Haitians usually imbibe rum or other tingly drinks when inviting the Loa to, as they say, “mount them.” Me, I prefer cough syrup, dextromethorphan polistrex, arguably the Will-To-Believe in a bottle. Perfect for voodoo; possession demands absolute conviction. But I needed to act fast; the demons were creeping closer. On the morning before our seance, as if to drive their point home, the evil Jean-Zandor scrambled the mental arithmetic of another housemate, forcing him to overdose on a high-power, mail-ordered psychedelic, “by a factor of ten.” As friends rushed him to the emergency room, to be inundated with Valium, I was left to wonder “do the Loa have similar plans for me this evening? What kind of cannibal is sitting at the center of all this misery?” I had to know, whatever the consequences.

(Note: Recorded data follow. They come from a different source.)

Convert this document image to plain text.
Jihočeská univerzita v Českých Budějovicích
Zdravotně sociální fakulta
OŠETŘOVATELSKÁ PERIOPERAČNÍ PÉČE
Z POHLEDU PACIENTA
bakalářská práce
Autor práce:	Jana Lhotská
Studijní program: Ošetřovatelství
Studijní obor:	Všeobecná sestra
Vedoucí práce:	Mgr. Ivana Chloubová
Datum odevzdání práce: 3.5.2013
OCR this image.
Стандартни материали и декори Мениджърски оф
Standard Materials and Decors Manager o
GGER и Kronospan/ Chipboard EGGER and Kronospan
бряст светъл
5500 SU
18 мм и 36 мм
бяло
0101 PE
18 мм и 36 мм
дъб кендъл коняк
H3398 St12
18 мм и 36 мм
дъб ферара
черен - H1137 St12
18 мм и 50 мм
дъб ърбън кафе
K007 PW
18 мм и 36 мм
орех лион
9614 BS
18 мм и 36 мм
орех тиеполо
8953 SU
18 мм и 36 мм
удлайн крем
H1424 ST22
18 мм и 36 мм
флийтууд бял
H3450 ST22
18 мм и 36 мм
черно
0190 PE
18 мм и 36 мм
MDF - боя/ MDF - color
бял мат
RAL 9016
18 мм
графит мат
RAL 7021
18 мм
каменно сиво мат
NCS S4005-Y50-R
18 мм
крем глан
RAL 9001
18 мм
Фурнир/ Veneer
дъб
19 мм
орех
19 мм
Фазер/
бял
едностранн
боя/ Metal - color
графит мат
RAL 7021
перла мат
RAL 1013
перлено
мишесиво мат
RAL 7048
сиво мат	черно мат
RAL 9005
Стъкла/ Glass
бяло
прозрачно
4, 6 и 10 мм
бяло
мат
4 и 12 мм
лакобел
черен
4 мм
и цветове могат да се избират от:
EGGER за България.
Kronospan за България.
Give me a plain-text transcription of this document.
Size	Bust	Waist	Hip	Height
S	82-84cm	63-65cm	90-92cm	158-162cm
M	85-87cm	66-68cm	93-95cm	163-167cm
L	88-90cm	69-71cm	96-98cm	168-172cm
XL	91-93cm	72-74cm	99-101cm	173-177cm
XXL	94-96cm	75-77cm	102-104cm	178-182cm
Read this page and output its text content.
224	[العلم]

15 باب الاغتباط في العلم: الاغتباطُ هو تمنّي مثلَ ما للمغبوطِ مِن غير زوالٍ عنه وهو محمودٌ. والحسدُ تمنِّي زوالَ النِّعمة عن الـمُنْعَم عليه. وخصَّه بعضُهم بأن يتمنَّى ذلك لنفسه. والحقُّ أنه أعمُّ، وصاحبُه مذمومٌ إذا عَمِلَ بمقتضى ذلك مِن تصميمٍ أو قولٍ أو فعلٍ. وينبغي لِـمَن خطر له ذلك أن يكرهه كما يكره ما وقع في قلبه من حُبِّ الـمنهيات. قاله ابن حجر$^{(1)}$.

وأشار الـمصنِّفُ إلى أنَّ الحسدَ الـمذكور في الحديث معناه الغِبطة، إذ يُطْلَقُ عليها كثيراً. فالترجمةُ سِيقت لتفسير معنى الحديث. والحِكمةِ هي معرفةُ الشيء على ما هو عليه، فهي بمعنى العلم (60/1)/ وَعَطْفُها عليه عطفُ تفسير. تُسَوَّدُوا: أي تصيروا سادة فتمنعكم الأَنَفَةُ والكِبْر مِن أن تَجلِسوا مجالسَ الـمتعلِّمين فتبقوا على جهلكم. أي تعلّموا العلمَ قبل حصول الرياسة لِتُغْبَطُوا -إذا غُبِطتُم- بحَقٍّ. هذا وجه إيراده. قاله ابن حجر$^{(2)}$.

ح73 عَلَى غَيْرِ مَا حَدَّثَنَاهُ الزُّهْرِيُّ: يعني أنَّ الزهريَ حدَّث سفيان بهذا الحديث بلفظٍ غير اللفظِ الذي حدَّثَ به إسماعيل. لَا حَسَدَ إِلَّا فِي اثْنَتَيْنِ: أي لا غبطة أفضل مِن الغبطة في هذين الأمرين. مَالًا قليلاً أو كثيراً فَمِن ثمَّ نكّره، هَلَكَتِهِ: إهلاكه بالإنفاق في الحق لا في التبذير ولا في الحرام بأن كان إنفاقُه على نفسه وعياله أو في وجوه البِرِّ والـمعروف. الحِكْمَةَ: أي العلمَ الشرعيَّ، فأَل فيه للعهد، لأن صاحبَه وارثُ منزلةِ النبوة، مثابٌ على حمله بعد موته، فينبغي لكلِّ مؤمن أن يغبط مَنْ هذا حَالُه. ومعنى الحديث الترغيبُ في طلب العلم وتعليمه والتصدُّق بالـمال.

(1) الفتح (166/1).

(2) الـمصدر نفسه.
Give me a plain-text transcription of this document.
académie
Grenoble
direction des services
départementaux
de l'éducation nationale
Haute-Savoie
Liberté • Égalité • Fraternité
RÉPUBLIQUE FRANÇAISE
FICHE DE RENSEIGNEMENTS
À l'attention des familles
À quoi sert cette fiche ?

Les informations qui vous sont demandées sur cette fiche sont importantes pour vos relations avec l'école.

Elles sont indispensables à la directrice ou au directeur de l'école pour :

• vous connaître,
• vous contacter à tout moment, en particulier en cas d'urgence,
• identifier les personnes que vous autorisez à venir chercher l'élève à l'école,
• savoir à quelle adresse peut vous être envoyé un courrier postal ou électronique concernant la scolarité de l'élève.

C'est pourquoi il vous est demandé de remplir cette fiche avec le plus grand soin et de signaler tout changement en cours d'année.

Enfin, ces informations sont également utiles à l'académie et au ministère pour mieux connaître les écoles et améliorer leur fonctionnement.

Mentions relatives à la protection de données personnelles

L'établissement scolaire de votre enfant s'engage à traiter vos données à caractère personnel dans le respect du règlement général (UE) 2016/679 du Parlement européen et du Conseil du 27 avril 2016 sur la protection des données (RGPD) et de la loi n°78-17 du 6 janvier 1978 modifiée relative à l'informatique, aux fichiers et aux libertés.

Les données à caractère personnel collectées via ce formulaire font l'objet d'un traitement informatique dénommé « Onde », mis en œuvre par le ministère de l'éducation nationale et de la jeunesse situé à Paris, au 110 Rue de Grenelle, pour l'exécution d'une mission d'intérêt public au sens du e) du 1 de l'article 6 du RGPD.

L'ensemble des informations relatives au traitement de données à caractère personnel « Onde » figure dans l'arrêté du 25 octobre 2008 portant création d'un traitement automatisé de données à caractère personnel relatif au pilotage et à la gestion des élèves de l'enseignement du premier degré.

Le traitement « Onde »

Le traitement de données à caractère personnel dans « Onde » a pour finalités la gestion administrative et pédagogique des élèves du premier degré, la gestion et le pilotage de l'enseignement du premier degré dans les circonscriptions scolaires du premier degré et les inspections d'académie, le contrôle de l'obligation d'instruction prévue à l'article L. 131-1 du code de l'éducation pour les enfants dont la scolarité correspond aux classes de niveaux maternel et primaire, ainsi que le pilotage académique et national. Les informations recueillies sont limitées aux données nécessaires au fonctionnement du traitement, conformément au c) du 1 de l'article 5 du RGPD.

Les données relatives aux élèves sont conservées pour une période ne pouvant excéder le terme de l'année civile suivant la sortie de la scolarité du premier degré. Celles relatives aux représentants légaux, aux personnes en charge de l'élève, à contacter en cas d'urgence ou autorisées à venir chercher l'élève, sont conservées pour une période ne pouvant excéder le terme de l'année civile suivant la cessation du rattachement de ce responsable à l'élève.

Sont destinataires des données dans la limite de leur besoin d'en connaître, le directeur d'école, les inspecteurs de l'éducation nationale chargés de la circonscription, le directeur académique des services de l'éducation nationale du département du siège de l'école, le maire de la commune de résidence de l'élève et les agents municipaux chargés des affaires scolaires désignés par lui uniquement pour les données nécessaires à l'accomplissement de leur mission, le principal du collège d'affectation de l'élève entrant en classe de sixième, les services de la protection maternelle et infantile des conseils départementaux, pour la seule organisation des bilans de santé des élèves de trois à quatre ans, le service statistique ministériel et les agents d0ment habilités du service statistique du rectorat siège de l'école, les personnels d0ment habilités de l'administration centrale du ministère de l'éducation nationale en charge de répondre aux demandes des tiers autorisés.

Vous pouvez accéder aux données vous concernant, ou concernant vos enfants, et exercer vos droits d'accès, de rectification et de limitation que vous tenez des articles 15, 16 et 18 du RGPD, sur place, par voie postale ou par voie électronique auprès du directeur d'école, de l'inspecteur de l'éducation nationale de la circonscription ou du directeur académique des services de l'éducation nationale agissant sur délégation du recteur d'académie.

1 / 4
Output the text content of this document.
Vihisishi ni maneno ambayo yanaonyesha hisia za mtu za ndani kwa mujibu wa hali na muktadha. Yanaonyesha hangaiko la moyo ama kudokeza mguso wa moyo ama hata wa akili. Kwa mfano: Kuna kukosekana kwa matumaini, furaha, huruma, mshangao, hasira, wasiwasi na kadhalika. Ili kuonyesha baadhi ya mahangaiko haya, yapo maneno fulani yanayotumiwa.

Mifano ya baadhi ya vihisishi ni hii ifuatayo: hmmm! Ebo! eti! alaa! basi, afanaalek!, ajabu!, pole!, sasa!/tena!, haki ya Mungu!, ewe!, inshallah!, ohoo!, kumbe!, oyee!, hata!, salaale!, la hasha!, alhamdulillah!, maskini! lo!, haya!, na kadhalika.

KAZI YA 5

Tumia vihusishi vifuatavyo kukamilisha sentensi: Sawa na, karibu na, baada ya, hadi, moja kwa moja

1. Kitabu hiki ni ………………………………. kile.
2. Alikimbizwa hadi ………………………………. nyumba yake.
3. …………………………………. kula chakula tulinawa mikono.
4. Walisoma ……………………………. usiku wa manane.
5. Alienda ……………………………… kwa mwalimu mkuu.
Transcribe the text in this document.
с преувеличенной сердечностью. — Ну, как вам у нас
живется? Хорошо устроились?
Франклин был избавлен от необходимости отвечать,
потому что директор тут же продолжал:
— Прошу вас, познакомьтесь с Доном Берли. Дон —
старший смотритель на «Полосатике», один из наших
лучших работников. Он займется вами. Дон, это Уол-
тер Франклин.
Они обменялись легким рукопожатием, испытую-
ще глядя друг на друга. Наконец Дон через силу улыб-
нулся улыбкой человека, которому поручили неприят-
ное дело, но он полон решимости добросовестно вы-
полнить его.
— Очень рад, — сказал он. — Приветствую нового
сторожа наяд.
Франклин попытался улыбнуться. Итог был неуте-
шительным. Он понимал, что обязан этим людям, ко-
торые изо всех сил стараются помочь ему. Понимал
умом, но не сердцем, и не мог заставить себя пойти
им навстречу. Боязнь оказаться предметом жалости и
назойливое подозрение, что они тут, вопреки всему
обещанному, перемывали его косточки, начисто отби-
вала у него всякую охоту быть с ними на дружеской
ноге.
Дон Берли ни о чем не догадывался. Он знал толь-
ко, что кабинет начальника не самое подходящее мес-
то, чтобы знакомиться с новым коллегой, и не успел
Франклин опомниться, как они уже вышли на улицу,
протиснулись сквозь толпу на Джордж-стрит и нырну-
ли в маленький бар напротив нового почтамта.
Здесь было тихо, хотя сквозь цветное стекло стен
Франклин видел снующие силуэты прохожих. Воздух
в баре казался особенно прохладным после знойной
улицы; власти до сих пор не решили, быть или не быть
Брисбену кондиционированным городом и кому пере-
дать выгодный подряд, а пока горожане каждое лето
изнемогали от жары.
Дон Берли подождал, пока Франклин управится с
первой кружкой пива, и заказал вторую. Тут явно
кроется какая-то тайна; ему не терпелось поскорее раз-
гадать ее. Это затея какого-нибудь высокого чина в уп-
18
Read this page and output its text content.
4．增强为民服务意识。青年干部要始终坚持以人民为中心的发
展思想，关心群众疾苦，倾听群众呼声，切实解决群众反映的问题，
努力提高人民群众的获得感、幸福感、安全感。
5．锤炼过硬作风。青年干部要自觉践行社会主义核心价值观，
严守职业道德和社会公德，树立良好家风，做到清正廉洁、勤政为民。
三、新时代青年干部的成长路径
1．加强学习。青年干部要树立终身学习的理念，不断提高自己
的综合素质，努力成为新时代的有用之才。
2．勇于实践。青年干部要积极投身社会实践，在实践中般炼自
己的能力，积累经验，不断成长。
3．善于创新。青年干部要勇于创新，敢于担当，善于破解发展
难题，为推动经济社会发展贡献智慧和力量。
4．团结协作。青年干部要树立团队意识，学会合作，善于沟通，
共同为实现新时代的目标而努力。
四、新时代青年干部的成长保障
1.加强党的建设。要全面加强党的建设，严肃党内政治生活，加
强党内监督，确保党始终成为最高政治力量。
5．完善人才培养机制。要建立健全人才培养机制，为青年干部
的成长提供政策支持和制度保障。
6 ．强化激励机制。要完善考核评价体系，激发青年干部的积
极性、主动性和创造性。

The night came. We dimmed the lights, weighed down the keys of an organ to achieve a warm, hypnotic drone, then sat back as the active ingredients kicked in and melted away the candycoat of everyday perspective. That night there was no dancing, no hoots and hollers around a crumbling gravestone. We peed on the backporch steps to ward off evil spirits, but mostly, I just fell inward. Chanting under my breath “Ago Ellegua. Mount me, Papa Legba, and show me the source of all my sorrows.” And you know what? Despite all my irreverent crap, despite the pseudo-voodoo and the whole tampon business, Legba came. Sure enough, he came. He told me, in effect:
“Brandon, you have been an assfaced cockmaster. You have been selfish. You have been ungrateful. To me and others. You are the source of all your sorrows.” And, for reasons too personal to delve into, I knew Legba was right. Every action has an equal and opposite reaction. The Loa were serving me my just desserts. Funny that it took this for me to understand the Voodoo doctrine of predestination: that our world— that is our true environment, the people and circumstances directly around us— is the product of our own personality, for good or for ill. And maybe I don’t follow or swallow the voodooisms in a straightforward way, but it does make me wonder. Just the pure poetry of the judgments. Could the world work this way alone? So much so that one can divine social catastrophe with deep introspection? Strange forces at work. Trembling in my fingertips. Knowing smiles on Legba’s lips; says he knows full well. Boy been watchin too many movies on da teevee…
Repentance. My only hope for another chance from above and below. I walked out into the starry night, with a hammer and a jar of rotten meat, hoping that my gods and friends would believe the spectacle of self-abasement that was about to follow. It sure wasn’t going to be pretty. “Forgive me Legba, Shango, Oxum, all you guys. I have been, a fool.”